FILE
FILE

Appointment of judges: The law is law

By Opinion Time of article published Dec 8, 2021

Share this article:

By Mandla Seloane

It is appointment of judges season in South Africa, and all manner of candidates are pitching for the coveted jobs. On the 2019/20 figures, the annual remuneration of judges was: Chief Justice - R2 896 107; Deputy Chief Justice - R2 606 428; judges of the Constitutional Court - R 2 316 919; President of the Supreme Court of Appeal - R2 606 428; his/her Deputy - R 2 461 674; judges of the SCA - R 2 316 919; Judge President of the High Court - R 2 172 165 ; his/her deputy - R 2 027 241; a judge of the High Court - R 1 882 486. (Government Gazette 25 March 2020)

The Booklet on the Conditions and Benefits for Judges indicates that a judge has a choice between the following cars (“within the class concerned”): Mercedes-Benz S350; BMW 740iA or any less expensive sedan.

There are other benefits too numerous to mention. Judges typically remain in service up to the age of 70 – compare that with the retirement age of other employees.

A judge who has been discharged from active service continues to draw a salary up to the first day of the month in which he/she dies. The salary is calculated by dividing the actual salary he/she earned while in service by 15; and then multiplying that by the number of years he/she served. Let’s take the lowest of the figures mentioned above as an example, and suppose the judge worked for eight years: R1 882 486÷15x8=R1 003 992.53 per annum.

When you consider these payments and benefits, which are borne by the taxpayer, you might hope that only the best legal brains would pitch for judgeship. You would have been wrong: if what we have seen on social media is anything to go by.

Because of space constraints I shall debate only two aspects of the responses apparently provided by Advocate BR Tokota to questions asked by Mr Julius Malema.

Pressed on his history as a magistrate under apartheid rule, he argued the law is the law. Therefore, by implication, he had no choice but to enforce it even though he might not agree with it.

He also contended some judges under apartheid did not apply certain apartheid laws. He suggested such judges might develop the law into something more humane.

Interestingly, he made the point that the law is the law after asking what he should have done during apartheid. Should he have decided not to become a magistrate? That, exactly, is the issue. He had the choice to be part of the system or not to be part of it.

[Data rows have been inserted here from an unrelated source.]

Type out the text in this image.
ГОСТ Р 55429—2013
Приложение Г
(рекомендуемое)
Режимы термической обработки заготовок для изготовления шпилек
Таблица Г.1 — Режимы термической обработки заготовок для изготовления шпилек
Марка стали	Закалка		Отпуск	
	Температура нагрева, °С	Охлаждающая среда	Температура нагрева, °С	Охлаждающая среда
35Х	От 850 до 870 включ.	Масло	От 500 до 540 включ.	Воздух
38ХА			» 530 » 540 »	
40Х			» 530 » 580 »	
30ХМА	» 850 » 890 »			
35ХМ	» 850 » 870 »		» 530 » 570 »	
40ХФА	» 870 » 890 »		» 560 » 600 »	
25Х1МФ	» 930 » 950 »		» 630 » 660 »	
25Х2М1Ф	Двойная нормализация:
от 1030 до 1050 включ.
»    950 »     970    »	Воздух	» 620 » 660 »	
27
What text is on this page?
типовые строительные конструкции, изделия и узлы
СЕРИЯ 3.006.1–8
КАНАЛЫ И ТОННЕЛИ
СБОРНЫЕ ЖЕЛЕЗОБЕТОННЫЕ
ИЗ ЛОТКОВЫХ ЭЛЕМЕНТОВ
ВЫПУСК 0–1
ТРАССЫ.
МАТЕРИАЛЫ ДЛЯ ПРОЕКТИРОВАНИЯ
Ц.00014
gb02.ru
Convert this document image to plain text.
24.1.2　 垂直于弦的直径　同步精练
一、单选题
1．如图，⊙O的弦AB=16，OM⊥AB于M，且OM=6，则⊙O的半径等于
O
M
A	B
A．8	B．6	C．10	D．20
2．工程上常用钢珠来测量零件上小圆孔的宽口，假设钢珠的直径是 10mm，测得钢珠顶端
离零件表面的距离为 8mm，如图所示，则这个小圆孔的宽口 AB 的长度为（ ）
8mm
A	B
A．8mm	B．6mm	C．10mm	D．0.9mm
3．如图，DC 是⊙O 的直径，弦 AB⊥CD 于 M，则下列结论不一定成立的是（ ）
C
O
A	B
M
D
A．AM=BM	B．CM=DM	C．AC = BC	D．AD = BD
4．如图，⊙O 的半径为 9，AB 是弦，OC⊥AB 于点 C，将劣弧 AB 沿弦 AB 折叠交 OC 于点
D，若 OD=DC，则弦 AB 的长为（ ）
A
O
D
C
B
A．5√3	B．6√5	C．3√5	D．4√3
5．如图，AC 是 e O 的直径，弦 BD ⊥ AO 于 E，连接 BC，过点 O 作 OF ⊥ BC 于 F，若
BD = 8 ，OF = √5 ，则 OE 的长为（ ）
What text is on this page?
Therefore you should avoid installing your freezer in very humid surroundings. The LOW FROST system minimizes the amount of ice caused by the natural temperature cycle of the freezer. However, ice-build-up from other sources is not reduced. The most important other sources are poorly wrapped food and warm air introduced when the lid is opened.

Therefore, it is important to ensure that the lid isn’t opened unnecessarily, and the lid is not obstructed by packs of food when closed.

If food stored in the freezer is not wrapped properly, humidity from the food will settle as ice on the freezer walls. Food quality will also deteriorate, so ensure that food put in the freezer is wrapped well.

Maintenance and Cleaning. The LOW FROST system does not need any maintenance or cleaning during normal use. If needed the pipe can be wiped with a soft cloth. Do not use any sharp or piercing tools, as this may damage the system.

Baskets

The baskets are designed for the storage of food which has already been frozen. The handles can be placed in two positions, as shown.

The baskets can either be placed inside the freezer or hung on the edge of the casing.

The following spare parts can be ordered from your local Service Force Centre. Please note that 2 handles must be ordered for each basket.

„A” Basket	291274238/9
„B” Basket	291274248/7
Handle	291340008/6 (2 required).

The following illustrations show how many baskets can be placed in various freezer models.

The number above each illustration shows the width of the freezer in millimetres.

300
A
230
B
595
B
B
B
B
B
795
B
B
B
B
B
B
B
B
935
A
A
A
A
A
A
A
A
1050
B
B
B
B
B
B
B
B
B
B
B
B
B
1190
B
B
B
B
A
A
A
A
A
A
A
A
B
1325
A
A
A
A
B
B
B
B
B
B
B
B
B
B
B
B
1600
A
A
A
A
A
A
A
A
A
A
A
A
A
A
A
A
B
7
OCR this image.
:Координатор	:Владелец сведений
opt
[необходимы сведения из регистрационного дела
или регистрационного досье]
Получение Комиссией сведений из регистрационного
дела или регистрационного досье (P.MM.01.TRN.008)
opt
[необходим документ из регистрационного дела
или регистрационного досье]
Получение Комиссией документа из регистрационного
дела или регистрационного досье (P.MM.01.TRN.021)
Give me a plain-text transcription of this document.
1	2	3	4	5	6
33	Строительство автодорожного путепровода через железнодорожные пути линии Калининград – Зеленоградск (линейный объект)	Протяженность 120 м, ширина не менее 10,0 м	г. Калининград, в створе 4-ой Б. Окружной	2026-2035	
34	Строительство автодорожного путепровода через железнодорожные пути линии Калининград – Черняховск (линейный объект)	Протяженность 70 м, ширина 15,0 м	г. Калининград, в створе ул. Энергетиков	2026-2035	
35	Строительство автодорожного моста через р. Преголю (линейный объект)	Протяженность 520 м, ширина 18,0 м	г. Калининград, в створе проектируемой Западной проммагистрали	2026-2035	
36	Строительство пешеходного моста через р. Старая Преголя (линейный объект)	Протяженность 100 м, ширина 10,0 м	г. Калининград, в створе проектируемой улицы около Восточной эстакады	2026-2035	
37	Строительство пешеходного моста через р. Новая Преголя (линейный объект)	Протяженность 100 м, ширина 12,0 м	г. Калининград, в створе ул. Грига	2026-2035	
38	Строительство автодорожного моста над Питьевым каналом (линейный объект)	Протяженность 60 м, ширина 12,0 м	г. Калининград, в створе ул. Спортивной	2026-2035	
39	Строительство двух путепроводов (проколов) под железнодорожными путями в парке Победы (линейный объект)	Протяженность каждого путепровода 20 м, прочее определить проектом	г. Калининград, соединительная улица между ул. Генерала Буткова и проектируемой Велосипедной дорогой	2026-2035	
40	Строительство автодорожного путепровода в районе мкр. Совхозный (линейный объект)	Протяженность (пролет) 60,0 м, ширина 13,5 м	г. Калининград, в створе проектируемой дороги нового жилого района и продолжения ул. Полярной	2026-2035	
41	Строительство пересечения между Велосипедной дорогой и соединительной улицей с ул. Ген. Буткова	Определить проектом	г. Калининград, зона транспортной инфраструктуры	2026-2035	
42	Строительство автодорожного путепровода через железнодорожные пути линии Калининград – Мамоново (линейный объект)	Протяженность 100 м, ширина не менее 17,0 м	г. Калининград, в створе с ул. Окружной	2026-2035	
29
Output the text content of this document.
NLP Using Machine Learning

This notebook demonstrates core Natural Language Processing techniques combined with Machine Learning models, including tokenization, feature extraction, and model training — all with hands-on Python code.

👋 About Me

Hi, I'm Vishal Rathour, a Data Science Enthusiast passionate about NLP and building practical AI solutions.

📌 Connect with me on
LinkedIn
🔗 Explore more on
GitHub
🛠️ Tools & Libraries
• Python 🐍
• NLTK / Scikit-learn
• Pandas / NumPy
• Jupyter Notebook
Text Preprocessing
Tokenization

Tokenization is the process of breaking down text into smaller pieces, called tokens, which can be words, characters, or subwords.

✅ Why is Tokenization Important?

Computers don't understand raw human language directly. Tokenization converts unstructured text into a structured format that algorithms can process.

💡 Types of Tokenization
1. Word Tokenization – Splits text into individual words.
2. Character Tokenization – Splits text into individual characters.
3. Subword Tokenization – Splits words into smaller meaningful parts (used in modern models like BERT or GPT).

He chose to be part of the system and enforce its laws in pretty much the same way many lawyers and judges elected to be part of Adolf Hitler’s law machinery in Germany. Instructively, they also argued: Das Gesetz ist das Gesetz – the law is the law!

At Nuremburg they argued, in their defence, that they had no choice – they were only applying the law as they found it. The tribunal held them accountable to a higher legal standard: when the law denies natural justice, it must be denied the nature of law! And lawyers and judges must find the moral courage to do the right thing in such circumstances.

The second point Advocate Tokota argues is just as dubious. I have gathered from the interview that he is approximately 64 years of age. It is safe to suppose he would know something about Professor Barend Van Niekerk and his misfortunes with the South African judiciary during apartheid. Those misfortunes arose from his persistence that judges should allow section 6 of the Terrorism Act to fall into disuse by refusing to admit statements extracted from people who were detained under that law.

Precisely the point Advocate Tokota argues about judges having the ability to “develop” the law and make it more humane! To the best of my recollection Professor Van Niekerk was convicted twice by the judges he urged to “develop the law”, for making that argument.

Another illustration that Advocate Tokota has hold of the wrong end of the stick, is the case In re Dube (1979). Under the Black Urban Areas Consolidation Act, a policeman could arrest an African male person who appeared to him to be idle; and make him appear before a Bantu Affairs Commissioner. If you could not give a good account of yourself, the Commissioner could declare you “an idle and undesirable Bantu” and sentence you to a “labour colony”. Your case had to be sent to a judge to certify that what happened to you appeared to him (the judge) to have been in accordance with justice.

Dube’s case was reviewed by Judge John Didcott. He said what had happened to Dube “may have been in accordance with the legislation and, because what appears in legislation is the law, in accordance with that too. But it can hardly be said to have been ‘in accordance with justice’; He released Dube because the law required him to certify that he had been treated justly. But if the law had required him to certify that he had been treated lawfully, the result might be different. The order was that if the law is clear, and it is in conflict with justice, the law takes precedence.